Al-Qaeda’s ideological influence on other jihadist groups is on the rise in South Asia and has continued to extend into countries like Yemen and Somalia; al-Qaeda’s top leaders are still at large, and American overreactions to even unsuccessful terrorist attacks arguably have played, however inadvertently, into the hands of the jihadists. Working against al-Qaeda and allied groups are the ramped-up campaign of drone attacks in Pakistan, increasingly negative Pakistani attitudes and actions against the militants based on their territory, which are mirrored by increasingly hostile attitudes toward al-Qaeda and allied groups in the Muslim world in general, and the fact that erstwhile militant allies have now also turned against al-Qaeda.
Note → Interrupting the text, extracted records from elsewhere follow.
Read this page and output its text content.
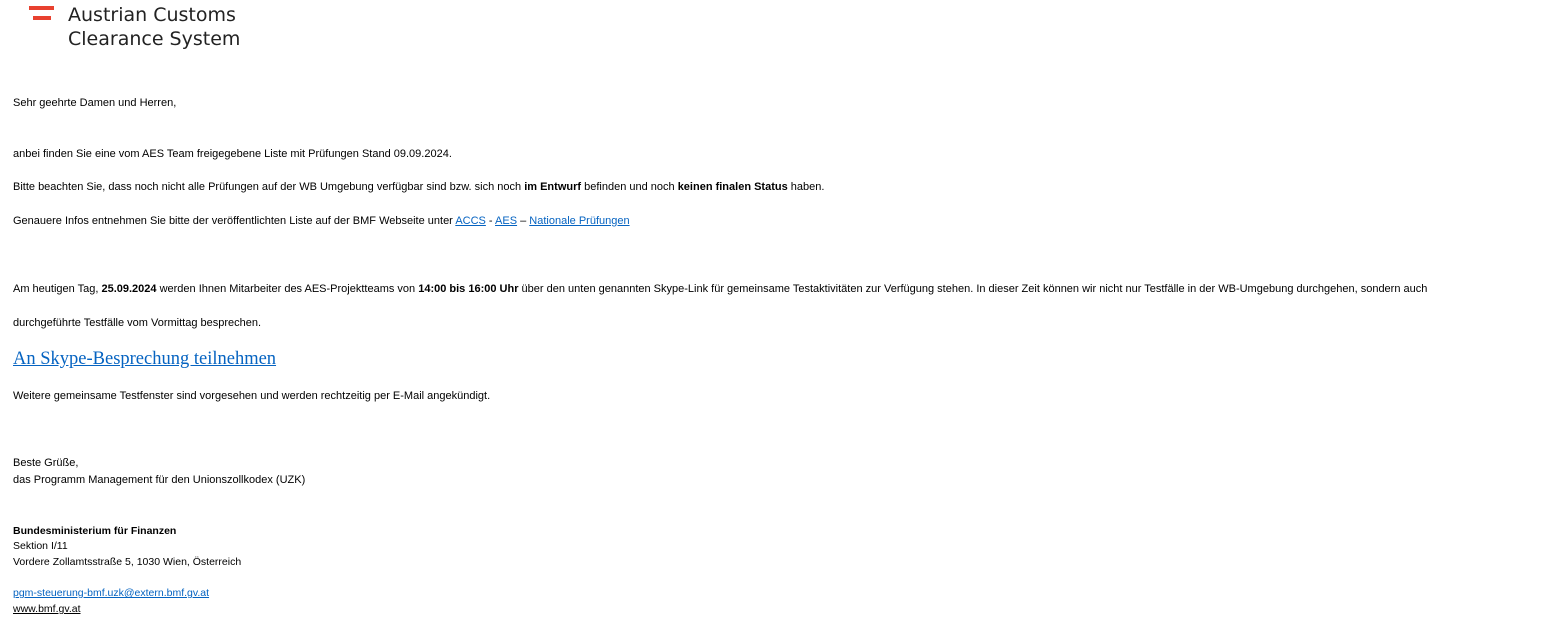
Austrian Customs
Clearance System
Sehr geehrte Damen und Herren,
anbei finden Sie eine vom AES Team freigegebene Liste mit Prüfungen Stand 09.09.2024.
Bitte beachten Sie, dass noch nicht alle Prüfungen auf der WB Umgebung verfügbar sind bzw. sich noch im Entwurf befinden und noch keinen finalen Status haben.
Genauere Infos entnehmen Sie bitte der veröffentlichten Liste auf der BMF Webseite unter ACCS - AES – Nationale Prüfungen
Am heutigen Tag, 25.09.2024 werden Ihnen Mitarbeiter des AES-Projektteams von 14:00 bis 16:00 Uhr über den unten genannten Skype-Link für gemeinsame Testaktivitäten zur Verfügung stehen. In dieser Zeit können wir nicht nur Testfälle in der WB-Umgebung durchgehen, sondern auch
durchgeführte Testfälle vom Vormittag besprechen.
An Skype-Besprechung teilnehmen
Weitere gemeinsame Testfenster sind vorgesehen und werden rechtzeitig per E-Mail angekündigt.
Beste Grüße,
das Programm Management für den Unionszollkodex (UZK)
Bundesministerium für Finanzen
Sektion I/11
Vordere Zollamtsstraße 5, 1030 Wien, Österreich
pgm-steuerung-bmf.uzk@extern.bmf.gv.at
www.bmf.gv.at
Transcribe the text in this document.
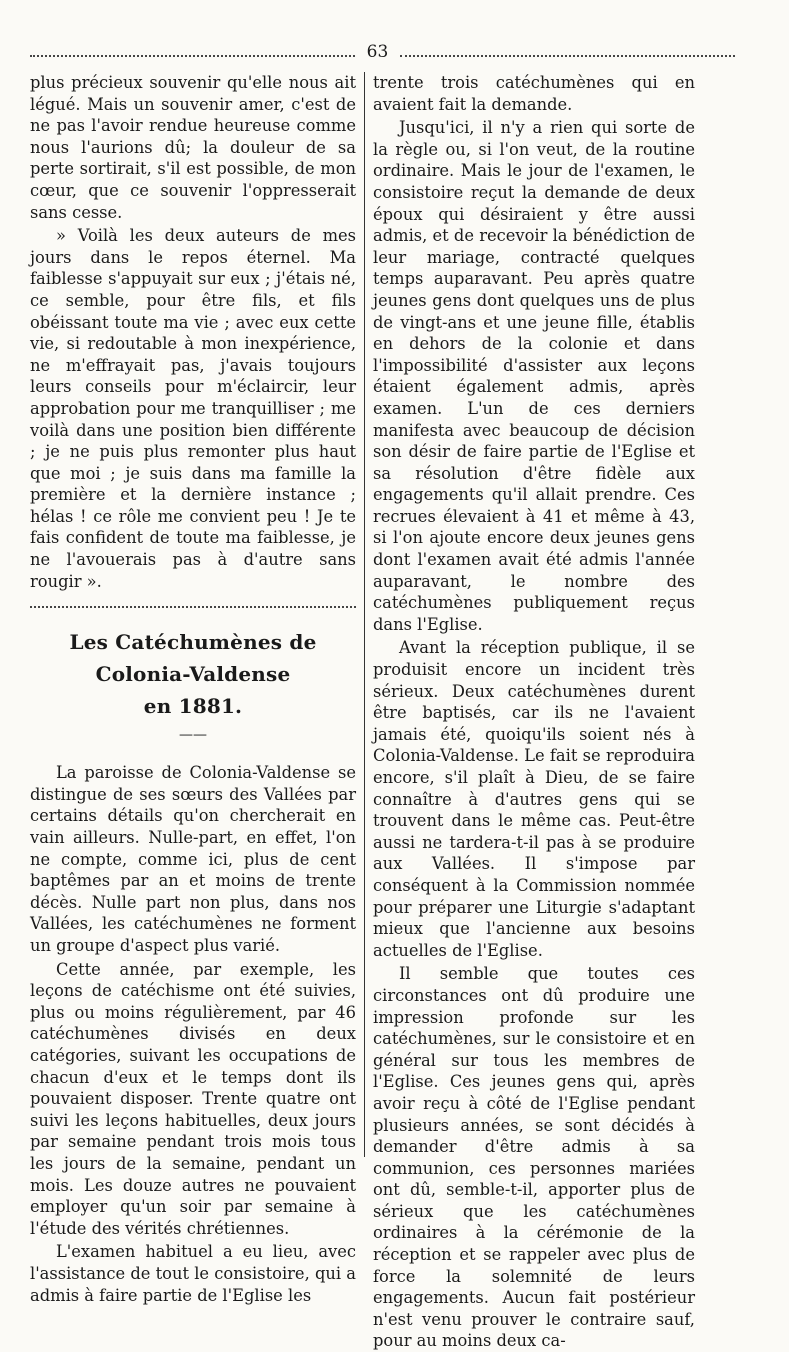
63

plus précieux souvenir qu'elle nous ait légué. Mais un souvenir amer, c'est de ne pas l'avoir rendue heureuse comme nous l'aurions dû; la douleur de sa perte sortirait, s'il est possible, de mon cœur, que ce souvenir l'oppresserait sans cesse.

» Voilà les deux auteurs de mes jours dans le repos éternel. Ma faiblesse s'appuyait sur eux ; j'étais né, ce semble, pour être fils, et fils obéissant toute ma vie ; avec eux cette vie, si redoutable à mon inexpérience, ne m'effrayait pas, j'avais toujours leurs conseils pour m'éclaircir, leur approbation pour me tranquilliser ; me voilà dans une position bien différente ; je ne puis plus remonter plus haut que moi ; je suis dans ma famille la première et la dernière instance ; hélas ! ce rôle me convient peu ! Je te fais confident de toute ma faiblesse, je ne l'avouerais pas à d'autre sans rougir ».

Les Catéchumènes de Colonia-Valdense
en 1881.
——

La paroisse de Colonia-Valdense se distingue de ses sœurs des Vallées par certains détails qu'on chercherait en vain ailleurs. Nulle-part, en effet, l'on ne compte, comme ici, plus de cent baptêmes par an et moins de trente décès. Nulle part non plus, dans nos Vallées, les catéchumènes ne forment un groupe d'aspect plus varié.

Cette année, par exemple, les leçons de catéchisme ont été suivies, plus ou moins régulièrement, par 46 catéchumènes divisés en deux catégories, suivant les occupations de chacun d'eux et le temps dont ils pouvaient disposer. Trente quatre ont suivi les leçons habituelles, deux jours par semaine pendant trois mois tous les jours de la semaine, pendant un mois. Les douze autres ne pouvaient employer qu'un soir par semaine à l'étude des vérités chrétiennes.

L'examen habituel a eu lieu, avec l'assistance de tout le consistoire, qui a admis à faire partie de l'Eglise les

trente trois catéchumènes qui en avaient fait la demande.

Jusqu'ici, il n'y a rien qui sorte de la règle ou, si l'on veut, de la routine ordinaire. Mais le jour de l'examen, le consistoire reçut la demande de deux époux qui désiraient y être aussi admis, et de recevoir la bénédiction de leur mariage, contracté quelques temps auparavant. Peu après quatre jeunes gens dont quelques uns de plus de vingt-ans et une jeune fille, établis en dehors de la colonie et dans l'impossibilité d'assister aux leçons étaient également admis, après examen. L'un de ces derniers manifesta avec beaucoup de décision son désir de faire partie de l'Eglise et sa résolution d'être fidèle aux engagements qu'il allait prendre. Ces recrues élevaient à 41 et même à 43, si l'on ajoute encore deux jeunes gens dont l'examen avait été admis l'année auparavant, le nombre des catéchumènes publiquement reçus dans l'Eglise.

Avant la réception publique, il se produisit encore un incident très sérieux. Deux catéchumènes durent être baptisés, car ils ne l'avaient jamais été, quoiqu'ils soient nés à Colonia-Valdense. Le fait se reproduira encore, s'il plaît à Dieu, de se faire connaître à d'autres gens qui se trouvent dans le même cas. Peut-être aussi ne tardera-t-il pas à se produire aux Vallées. Il s'impose par conséquent à la Commission nommée pour préparer une Liturgie s'adaptant mieux que l'ancienne aux besoins actuelles de l'Eglise.

Il semble que toutes ces circonstances ont dû produire une impression profonde sur les catéchumènes, sur le consistoire et en général sur tous les membres de l'Eglise. Ces jeunes gens qui, après avoir reçu à côté de l'Eglise pendant plusieurs années, se sont décidés à demander d'être admis à sa communion, ces personnes mariées ont dû, semble-t-il, apporter plus de sérieux que les catéchumènes ordinaires à la cérémonie de la réception et se rappeler avec plus de force la solemnité de leurs engagements. Aucun fait postérieur n'est venu prouver le contraire sauf, pour au moins deux ca-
Preparedness questions for the U.S. government

It is fundamentally troubling, given this collection of new threats and new adversaries directly targeting America, that there remains no federal government agency or department specifically charged with identifying radicalization and interdicting the recruitment of U.S. citizens or residents for terrorism. As one senior intelligence analyst lamented, “There’s no lead agency or person. There are First Amendment issues we’re cognizant of. It’s not a crime to radicalize, only when it turns to violence. There are groups of people looking at different aspects of counter-radicalization. [But it] has to be integrated across agencies, across levels of government, public-private cooperation” — which, unfortunately, it is not. America is thus vulnerable to a threat that is not only diversifying, but arguably intensifying.

Our long-held belief that homegrown terrorism couldn’t happen here has thus created a situation where we are today stumbling blindly through the legal, operational, and organizational minefield of countering terrorist radicalization and recruitment occurring in the United States. Moreover, rather than answers, we now have a long list of pressing questions on this emerging threat, on our response, and on the capacity of the national security architecture we currently have in place to meet it.

On the threat. What do we do when the terrorists are like us? When they conform to the archetypal American immigrant success story? When they are American citizens or U.S. residents? When they are not perhaps from the Middle East or South Asia and in fact have familiar-sounding names? Or, when they are self-described “petite, blue-eyed, blonde” suburban housewives who, as Colleen LaRose, a.k.a. JihadJane, boasted, “can easily blend in”?